Several miracles have been attributed to him. A 16th-century bust and a 17th-century likeness of his arm giving a blessing, both in silver, can be found in Teramo Cathedral. A stone statue of Berardo which formerly covered his crypt, is now located at the summit of a chapel dedicated to his honor. Within the cathedral's sacristy is a 17th-century altarpiece by the Polish painter Sebastiano Majeski bearing the likeness of Berardo entitled The Miracle of Saint Berardo. Also located in the cathedral is a painting by Giuseppe Bonolis, depicting The Virgin Mary and Saint Berardo liberating the city of Teramo from the siege of the Duke of Atri and numerous other works depicting the life of Berardo. An outstanding and varied collection of engravings and prints related to Berardo was chronicled and organized by Raffaele Aurini in 1973. It is a comprehensive biographical and iconographical source of information related to the life of this saint.

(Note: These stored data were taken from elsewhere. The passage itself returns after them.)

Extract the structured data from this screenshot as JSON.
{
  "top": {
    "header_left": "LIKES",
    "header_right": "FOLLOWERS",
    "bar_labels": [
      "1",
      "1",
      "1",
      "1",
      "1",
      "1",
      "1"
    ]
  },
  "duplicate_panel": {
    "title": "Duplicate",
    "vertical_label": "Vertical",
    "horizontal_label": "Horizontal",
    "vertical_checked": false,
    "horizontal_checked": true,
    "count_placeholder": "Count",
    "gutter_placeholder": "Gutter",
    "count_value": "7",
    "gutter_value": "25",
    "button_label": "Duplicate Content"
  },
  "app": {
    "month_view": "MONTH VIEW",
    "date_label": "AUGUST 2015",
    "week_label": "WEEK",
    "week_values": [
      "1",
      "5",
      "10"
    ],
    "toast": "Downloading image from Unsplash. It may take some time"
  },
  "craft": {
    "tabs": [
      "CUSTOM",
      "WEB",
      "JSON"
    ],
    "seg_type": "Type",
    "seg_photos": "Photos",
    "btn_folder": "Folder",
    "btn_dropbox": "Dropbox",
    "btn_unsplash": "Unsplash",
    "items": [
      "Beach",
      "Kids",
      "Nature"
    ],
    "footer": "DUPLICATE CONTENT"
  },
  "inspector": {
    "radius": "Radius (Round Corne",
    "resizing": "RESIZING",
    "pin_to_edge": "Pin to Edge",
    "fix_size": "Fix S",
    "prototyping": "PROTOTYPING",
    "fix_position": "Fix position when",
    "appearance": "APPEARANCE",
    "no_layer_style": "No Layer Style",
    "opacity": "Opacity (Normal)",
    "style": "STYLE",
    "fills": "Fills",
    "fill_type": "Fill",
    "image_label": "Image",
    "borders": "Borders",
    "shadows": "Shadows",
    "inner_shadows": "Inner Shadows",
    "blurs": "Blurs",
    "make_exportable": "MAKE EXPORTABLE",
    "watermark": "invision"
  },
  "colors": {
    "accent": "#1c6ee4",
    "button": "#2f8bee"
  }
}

Over the years, the municipal authorities of Teramo have at various times taken up and abandoned the yearly custom of lighting a large candle in honour of Berardo.

==Bibliography==
- Cesare Baronio, Annales ecclesiastici, To. XII, Ticini, Typ. H. Bartoli, 1641, p. 149.
- Niccola Palma, Storia ecclesiastica e civile della regione più settentrionale del regno di Napoli … oggi città di Teramo e diocesi aprutina, voll. 5, Teramo, Angeletti, 1832–1836, vol. I (1832), pp. 138–151; III edizione, Teramo, Cassa di Risparmio, 1978, vol. I, pp. 305–335.
- Mutio de’ Mutij, Della storia di Teramo dialoghi sette, con note ed aggiunte di Giacinto Pannella, Teramo, Tip. del Corriere Abruzzese, 1893, dialogo primo, par. 15, pp. 38 e sgg.
- Il Cartulario della Chiesa Teramana. Codice Latino in pergamena del sec. XII dell’Archivio vescovile di Teramo, a cura di Francesco Savini, Roma, Forzani, 1910, pp. 70–83.
- Vincenzo Gilla Gremigni, Berardo, Vescovo di Teramo, santo, in Bibliotheca Sanctorum, Roma, Istituto Giovanni XXIII nella Pontificia Università Lateranense, 1962, vol. II, col.1271.
- Raffaele Aurini, Berardo da Pagliara, in Dizionario bibliografico della gente d’Abruzzo, vol. V, Teramo, Edigrafital, 1973 e in Nuova edizione, Colledara, Teramo, Andromeda editrice, 2002, vol. I, pp. 248–258.
- Gabriele Orsini, La Diocesi di Teramo-Atri all’alba del terzo millennio, Teramo, Edizioni Interamnia, 1999, pp. 25–29.
- Manuscripts regarding the life of Saint Berardo by various authors are located in Rome at the library “Biblioteca Vallicelliana”, in L’Aquila at the provincial library "Salvatore Tommasi”, in Teramo at the provincial library “M. Delfico” and in the Teramo Bishopric Archives.